The Skin-skirt of the Fish-Woman

THE SCENE: The Berber scholar Abu Hamid al-Andalusi describes the Yura people, who live on the Sea of Darkness, and are quite accustomed to extraordinary occurrence.

THE TEXT: In Yura, every human being needs a sword each year to throw into the Sea of Darkness, for only when they throw in swords does God make a great fish like a vast mountain come out the sea for them. This fish is pursued by another fish, many times greater, which seeks to devour it. The smaller fish, fleeing the greater, comes close to land and stops in place from which it cannot return to the open sea. Therefore, it stays there, while greater fish, since it cannot reach the smaller one, goes back to the sea.

Then the people of Yura get in their boats and, heading for the smaller fish, cut the flesh from its sides, without the fish moving or heeding them. They fill their houses with its flesh and climb up on its back, which is like a huge mountain. It stays with them for some time, during which they continue slicing off its flesh. All those who have thrown a sword into the sea take their share of the fish. When the water of the sea rises and the fish is lighter, it returns to the deep, having filled on hundred thousand houses or more with its flesh.

I was told in Bulghar that one year, they pierced the ear of one of these fish and, inserting a cable through the hole, drew it to land. Then they opened the ear of the fish and from within emerged a kind of girl, who looked like a human – white, with pink cheeks, black hair and plump buttocks, like the most attractive of women.
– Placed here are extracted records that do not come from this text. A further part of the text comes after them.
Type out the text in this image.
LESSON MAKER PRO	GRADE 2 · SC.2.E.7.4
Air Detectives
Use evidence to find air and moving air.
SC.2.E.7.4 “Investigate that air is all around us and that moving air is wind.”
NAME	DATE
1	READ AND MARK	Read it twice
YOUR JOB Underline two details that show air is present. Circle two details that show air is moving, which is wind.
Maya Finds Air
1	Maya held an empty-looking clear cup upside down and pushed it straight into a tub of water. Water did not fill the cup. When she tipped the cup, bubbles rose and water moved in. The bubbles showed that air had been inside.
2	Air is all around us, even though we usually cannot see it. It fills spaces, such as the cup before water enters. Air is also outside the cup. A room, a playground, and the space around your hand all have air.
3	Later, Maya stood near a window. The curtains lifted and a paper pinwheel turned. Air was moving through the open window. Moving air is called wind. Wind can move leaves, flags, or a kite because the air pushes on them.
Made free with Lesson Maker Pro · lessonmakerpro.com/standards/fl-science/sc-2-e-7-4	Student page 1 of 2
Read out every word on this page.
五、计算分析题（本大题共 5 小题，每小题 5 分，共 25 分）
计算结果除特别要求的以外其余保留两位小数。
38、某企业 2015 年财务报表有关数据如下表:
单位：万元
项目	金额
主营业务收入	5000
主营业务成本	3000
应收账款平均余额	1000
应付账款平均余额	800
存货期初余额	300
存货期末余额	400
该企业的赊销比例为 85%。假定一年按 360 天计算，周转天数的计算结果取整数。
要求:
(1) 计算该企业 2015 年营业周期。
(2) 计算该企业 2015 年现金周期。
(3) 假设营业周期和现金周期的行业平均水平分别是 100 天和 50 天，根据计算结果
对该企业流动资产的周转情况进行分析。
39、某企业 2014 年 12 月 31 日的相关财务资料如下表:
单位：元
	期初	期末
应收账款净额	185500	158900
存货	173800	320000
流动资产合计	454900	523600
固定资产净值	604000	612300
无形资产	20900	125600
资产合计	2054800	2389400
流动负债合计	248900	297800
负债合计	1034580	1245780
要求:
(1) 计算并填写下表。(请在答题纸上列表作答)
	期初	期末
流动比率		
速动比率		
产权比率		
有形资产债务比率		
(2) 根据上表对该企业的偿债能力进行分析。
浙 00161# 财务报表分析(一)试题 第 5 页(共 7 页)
The people of Yura took her and drew her to land, while the creature struck her face, tore her hair and screamed. God had created for her in the middle of her body a kind of white skin like a thick, strong cloth, which went from her waist to her knees, covering her private parts and it was like a veil attached to her waist to hide her nakedness. They kept that girl among them until she died. Truly, the power of God on High knows no limits!